What does it mean to be in motion? in concrete terms, it refers to passing from one place to another; a displacement or modification of the medium. Reality and everything that constitutes it, including the one who conceives it, is in permanent change, in an eternal migration to another material and knowledge state. The landscape that represents the environment where we develop, is one of the most important symbolic agents of the structure of our identity, and like us, it is imbued in the course of time and space; in the same motion.

Landscapes in Motion presents a materialization of the urban development of Chinese society: a current perspective of the historic flow of a nation deeply rooted in tradition.

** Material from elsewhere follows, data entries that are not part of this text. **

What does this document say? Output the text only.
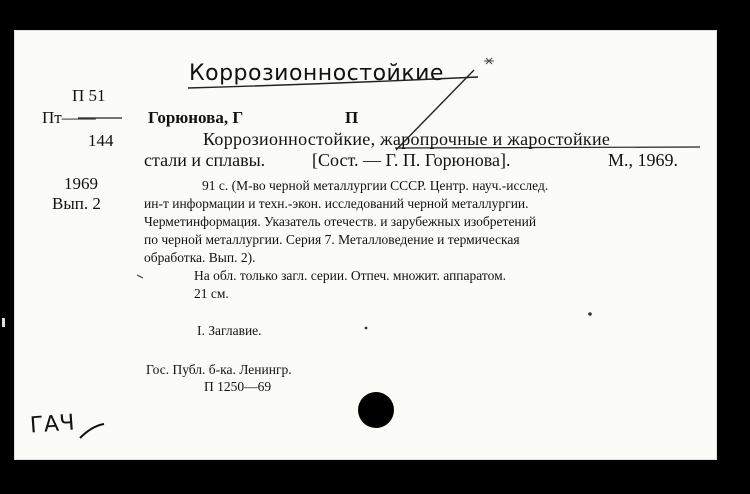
Коррозионностойкие
П 51
Пт——
144
1969
Вып. 2
Горюнова, Г	П
Коррозионностойкие, жаропрочные и жаростойкие
стали и сплавы.	[Сост. — Г. П. Горюнова].	М., 1969.
91 с. (М-во черной металлургии СССР. Центр. науч.-исслед.
ин-т информации и техн.-экон. исследований черной металлургии.
Черметинформация. Указатель отечеств. и зарубежных изобретений
по черной металлургии. Серия 7. Металловедение и термическая
обработка. Вып. 2).
На обл. только загл. серии. Отпеч. множит. аппаратом.
21 см.
I. Заглавие.
Гос. Публ. б-ка. Ленингр.
П 1250—69
ГАЧ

In this set of photographic works, the artistic production of Cai Dongdong, Zhang Dali and Ji Zhou, builds a collective landscape that allows us to appreciate the mutation of the People's Republic of China in the last 50 years: one of the most radical social, political and economic transitions in human history. Between Cai Dongdong and his portraits of rural and communist China prior to the Economic Reform of 1978, and the collages of vertical cities of Ji Zhou, we find the windows that Zhang Dali opened on walls marked for oblivion, holes that frame a threshold towards transformation.

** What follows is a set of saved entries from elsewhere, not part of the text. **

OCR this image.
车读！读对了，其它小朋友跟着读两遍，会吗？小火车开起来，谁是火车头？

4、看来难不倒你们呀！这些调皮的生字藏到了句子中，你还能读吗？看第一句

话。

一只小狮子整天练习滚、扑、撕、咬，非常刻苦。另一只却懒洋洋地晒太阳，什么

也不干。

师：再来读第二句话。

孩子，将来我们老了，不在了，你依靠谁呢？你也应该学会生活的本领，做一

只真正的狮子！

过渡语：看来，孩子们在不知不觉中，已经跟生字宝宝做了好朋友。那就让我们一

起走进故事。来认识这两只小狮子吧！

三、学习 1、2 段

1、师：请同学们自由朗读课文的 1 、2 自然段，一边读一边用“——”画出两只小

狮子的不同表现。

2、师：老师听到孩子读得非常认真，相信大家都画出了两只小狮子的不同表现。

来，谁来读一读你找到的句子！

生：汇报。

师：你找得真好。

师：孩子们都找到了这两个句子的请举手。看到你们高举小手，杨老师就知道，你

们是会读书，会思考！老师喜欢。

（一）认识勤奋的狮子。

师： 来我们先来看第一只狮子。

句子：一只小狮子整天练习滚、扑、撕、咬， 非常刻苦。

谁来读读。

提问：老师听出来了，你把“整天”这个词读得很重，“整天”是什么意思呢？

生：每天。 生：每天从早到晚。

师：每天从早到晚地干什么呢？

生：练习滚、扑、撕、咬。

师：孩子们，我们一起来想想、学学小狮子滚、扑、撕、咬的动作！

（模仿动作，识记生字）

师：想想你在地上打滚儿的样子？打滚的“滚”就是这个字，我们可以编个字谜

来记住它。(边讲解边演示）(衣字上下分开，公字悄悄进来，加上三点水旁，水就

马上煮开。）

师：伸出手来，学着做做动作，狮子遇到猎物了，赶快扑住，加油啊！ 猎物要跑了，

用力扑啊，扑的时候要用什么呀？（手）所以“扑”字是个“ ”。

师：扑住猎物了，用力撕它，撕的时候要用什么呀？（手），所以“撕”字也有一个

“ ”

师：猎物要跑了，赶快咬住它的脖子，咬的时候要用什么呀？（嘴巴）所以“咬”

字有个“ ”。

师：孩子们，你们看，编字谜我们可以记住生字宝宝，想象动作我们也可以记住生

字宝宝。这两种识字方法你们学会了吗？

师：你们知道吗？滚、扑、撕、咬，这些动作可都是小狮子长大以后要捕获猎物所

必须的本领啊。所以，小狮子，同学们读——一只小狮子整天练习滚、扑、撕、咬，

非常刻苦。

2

Roland Barthes noted in his text Camera Lucida that: "What photography reproduces infinitely has only taken place once: photography repeats mechanically what can never be repeated existentially" (Barthes 1990, 31). In this sense, photography gives us the illusion of a frozen reality, accessible and intelligible. However, photography also makes us aware of the change: of the irrefutable distance between epochs and the perishable condition of human beings and their creations. In this way, the photographers mentioned here intervene in the mechanical repetition of the photographic act with its interpretative specificity, giving a more organic and contemporary sense to the images. They show, in conclusion, the motion of the Chinese context in relation to their particular experience and sensitivity.